Tatsächlich jedoch wurde dieses Jahr in der Erwartung der Endzeit erstellt
und macht die christliche Jahreszählung zu einem Weltuntergangskalender.
SI-Einheiten
statt Weltuntergangs-Kalender:
"Unser Kalender basiert auf einem
überholten, abergläubischen, apokalyptischen Weltbild mit fehlerhafter
astronomischer Berechnung. Heute versucht man ausschließlich mit dem SI,
dem metrischen Einheitssystem, zu Normieren und mit Naturkonstanten in Einklang
zu bringen. Daher sollte unser päpstlicher Gregorianischer Kalender durch
eine neue Zeitrechnung ersetzt werden”, empfiehlt Rothwangl.
Dazu noch eine ausführliche
Rezensionen eines Wissenschafters:
Am Beginn des 33. Kapitels seines Buches zitiert der
Autor Sepp Rothwangl den Dichter und Philosophen Dante Alighieri mit
dem Aphorismus „Der eine wartet, dass die Zeit sich wandelt, der andere
packt sie an und handelt“. Ein Zitat, das Herrn Rothwangl geradezu auf
den Leib geschneidert erscheint, nimmt dieser doch die (christliche)
Zeitrechnung ins Visier, packt sie gewissermaßen also an – und handelt,
indem er letztere detailliert vorstellt, hinterfragt und bemerkenswerte
eigene Erkenntnisse präsentiert.
Dieses Buch, um ein Fazit der Rezension gleich
vorwegzunehmen, ist eine wahre Fundgrube für an der Zeit und ihrer
systematischen Erfassung interessierte Menschen. Eine Hin- und
Einführung in die komplexe, religiös und mythisch geprägte, von
Endzeiterwartung dominierte Entwicklung der Zeitrechnung. Wer meint,
dass der einschlägige geschichtliche Ballast heutzutage vollends
abgeworfen wurde, irrt gewaltig, wie der Autor nicht bloß behauptet,
sondern ausführlich diskutiert und belegt. In anderen Worten: Wir, die
wir durch das christliche Kalenderwesen im so genannten 21. Jahrhundert
angekommen sind, sollten innehalten und darüber nachdenken, ob denn
dieser uns selbstverständlich anmutende Sachverhalt wirklich Sinn
macht. Ob wir nicht einfach „chronologisch“ manipuliert wurden und –
weitaus bedenklicher - noch immer werden. Wer Rothwangls Buch zu Ende
gelesen hat, soll, ja wird, nachdenklich geworden sein.
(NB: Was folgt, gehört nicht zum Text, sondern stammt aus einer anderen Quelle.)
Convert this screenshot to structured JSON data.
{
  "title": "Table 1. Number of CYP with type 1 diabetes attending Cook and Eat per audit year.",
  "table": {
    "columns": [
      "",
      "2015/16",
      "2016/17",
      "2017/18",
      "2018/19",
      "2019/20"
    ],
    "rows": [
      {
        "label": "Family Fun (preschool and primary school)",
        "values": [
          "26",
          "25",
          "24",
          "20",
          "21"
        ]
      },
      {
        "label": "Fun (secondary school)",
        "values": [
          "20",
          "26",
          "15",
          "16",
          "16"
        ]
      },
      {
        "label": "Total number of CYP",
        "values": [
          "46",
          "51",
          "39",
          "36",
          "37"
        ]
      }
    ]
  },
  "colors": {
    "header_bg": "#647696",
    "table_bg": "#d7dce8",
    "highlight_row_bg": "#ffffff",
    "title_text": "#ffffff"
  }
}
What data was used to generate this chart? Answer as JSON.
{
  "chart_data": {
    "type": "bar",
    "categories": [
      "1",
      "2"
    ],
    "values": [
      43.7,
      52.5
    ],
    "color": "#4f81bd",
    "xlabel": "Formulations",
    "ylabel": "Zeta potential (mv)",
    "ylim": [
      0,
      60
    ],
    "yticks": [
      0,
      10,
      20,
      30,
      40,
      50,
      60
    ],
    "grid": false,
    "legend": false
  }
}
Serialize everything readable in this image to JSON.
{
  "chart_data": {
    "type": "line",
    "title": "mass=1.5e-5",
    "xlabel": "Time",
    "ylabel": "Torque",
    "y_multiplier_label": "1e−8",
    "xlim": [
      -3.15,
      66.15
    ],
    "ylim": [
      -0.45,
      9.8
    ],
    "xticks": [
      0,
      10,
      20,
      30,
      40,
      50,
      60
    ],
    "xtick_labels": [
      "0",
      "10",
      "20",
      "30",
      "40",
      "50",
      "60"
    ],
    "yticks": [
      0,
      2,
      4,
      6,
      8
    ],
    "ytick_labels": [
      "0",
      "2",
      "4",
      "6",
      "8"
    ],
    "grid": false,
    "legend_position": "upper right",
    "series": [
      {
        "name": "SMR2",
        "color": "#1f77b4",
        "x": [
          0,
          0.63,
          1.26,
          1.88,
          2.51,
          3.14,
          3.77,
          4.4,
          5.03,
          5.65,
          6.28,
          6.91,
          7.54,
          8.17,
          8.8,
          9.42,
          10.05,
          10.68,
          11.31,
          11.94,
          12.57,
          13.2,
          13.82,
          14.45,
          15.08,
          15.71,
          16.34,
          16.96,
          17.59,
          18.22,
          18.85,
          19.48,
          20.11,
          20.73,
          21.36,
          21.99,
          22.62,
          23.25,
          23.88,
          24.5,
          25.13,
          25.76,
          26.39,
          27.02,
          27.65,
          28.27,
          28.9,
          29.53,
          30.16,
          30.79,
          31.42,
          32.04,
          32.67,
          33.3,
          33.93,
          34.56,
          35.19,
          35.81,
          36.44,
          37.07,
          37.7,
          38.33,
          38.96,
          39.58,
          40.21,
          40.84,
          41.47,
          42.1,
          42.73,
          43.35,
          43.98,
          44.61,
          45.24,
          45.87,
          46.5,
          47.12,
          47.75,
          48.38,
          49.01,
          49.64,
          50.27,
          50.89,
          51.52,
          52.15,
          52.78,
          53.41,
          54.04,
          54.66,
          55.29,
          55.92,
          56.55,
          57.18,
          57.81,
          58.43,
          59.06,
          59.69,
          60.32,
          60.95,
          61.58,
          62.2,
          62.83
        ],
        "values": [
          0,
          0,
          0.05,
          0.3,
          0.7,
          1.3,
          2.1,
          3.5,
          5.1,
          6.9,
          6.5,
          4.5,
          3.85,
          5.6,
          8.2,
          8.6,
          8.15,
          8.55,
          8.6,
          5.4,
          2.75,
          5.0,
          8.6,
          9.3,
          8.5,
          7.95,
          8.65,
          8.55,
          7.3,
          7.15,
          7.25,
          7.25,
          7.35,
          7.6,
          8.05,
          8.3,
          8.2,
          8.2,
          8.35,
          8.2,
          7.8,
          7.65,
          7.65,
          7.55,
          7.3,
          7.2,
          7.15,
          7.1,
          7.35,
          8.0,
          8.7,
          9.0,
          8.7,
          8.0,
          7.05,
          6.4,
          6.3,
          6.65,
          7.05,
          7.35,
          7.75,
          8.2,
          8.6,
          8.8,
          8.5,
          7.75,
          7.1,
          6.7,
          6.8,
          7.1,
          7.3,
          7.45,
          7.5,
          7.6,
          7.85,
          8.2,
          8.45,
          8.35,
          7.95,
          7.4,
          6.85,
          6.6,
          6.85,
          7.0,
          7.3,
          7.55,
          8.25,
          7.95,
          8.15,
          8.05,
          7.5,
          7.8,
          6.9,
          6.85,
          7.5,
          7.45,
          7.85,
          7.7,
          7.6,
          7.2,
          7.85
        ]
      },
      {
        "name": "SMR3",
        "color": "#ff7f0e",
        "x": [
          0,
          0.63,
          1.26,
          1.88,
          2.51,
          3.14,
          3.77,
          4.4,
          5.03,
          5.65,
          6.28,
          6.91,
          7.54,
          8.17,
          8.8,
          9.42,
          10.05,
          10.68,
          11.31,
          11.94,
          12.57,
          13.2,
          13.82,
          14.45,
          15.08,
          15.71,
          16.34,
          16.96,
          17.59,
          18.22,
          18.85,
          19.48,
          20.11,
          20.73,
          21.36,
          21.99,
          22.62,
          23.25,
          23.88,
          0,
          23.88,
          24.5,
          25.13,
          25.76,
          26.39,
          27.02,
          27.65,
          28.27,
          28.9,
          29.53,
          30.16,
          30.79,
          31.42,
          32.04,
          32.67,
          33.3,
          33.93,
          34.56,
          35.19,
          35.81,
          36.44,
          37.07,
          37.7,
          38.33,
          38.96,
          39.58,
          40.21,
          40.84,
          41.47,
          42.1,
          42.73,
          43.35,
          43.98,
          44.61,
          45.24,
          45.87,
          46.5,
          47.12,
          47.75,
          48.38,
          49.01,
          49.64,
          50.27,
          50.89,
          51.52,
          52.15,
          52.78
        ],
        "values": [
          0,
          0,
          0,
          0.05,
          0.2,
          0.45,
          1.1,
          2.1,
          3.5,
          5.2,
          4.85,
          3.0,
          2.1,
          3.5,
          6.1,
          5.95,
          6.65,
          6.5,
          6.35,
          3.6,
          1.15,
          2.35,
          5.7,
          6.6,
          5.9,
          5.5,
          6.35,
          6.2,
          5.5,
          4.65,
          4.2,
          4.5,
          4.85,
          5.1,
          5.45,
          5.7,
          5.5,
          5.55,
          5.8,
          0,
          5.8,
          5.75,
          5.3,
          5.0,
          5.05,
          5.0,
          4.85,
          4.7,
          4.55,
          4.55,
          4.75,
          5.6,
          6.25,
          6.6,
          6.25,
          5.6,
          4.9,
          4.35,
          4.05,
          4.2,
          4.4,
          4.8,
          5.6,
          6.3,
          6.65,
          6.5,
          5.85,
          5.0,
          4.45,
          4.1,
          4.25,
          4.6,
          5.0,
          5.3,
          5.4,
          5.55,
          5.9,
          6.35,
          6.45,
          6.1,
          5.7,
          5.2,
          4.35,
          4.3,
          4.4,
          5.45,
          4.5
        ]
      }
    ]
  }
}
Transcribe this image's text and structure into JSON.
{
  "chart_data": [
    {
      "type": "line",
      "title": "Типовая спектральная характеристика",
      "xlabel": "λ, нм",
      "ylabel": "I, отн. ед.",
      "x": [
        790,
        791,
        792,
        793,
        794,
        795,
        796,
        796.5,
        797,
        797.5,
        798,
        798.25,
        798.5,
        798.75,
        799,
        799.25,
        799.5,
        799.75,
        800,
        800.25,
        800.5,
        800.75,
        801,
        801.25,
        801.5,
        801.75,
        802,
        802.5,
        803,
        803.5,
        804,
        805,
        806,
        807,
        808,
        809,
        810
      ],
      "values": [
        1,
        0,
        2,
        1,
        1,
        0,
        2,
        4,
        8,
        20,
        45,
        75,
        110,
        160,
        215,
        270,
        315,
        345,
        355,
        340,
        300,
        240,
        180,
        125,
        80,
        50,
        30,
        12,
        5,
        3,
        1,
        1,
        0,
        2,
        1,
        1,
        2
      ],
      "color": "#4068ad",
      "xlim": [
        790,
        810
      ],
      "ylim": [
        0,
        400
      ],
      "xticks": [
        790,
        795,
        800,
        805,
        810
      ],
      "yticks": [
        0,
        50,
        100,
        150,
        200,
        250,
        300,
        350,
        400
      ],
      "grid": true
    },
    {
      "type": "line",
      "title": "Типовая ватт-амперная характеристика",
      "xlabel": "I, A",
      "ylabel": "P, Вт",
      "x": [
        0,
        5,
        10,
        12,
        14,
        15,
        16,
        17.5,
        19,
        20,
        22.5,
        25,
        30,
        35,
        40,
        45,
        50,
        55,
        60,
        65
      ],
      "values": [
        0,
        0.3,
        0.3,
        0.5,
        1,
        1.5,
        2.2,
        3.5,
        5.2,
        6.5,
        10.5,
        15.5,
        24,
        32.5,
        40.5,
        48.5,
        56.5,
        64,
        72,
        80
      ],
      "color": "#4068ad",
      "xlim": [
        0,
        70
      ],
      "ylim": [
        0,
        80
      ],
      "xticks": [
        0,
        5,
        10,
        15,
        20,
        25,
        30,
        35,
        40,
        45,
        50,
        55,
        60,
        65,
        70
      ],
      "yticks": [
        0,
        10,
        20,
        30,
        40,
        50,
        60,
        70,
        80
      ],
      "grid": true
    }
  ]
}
Falls man dieses Buch mit Adjektiven
charakterisieren möchte, dann mit dem Trio „beeindruckend, lehrreich,
verstörend“. "Beeindruckend", weil da jemand schreibt, der über
offensichtlich höchst umfangreiche Kenntnisse der Sache, über die er
sich auslässt, verfügt. Ein Beleg dafür ist die sehr lange Liste an
Literatur gegen Ende des Buches. "Lehrreich", weil man kaum glauben
kann, wie vieler Fachkenntnis und sonstiger Komponenten es bedurfte, um
sich überhaupt an die Schaffung einer über einen namhaften Zeitraum
gültigen Zeitrechnung heranzuwagen. Rothwangl versetzt die Leserschaft
in die Lage, das nachzuvollziehen bzw. auch nachzufühlen. "Verstörend",
weil etliches als glaubhaft Angesehene von ihm - teils geradezu
genüsslich - zer- und widerlegt wird. Beispiel: Die weithin
bekannt gewordene These vom "erfundenen Mittelalter" des
Chronologiekritikers Heribert Illig. Verstörend mag zudem für religiös
Gläubige christlichen Zuschnitts sein, wie denn Rothwangl mit so
manchem Glaubensinhalt verfährt.
Das führt den Rezensenten zu den womöglich leichte
Irritationen hervorrufenden Stellen des ansonsten exzellenten Buches.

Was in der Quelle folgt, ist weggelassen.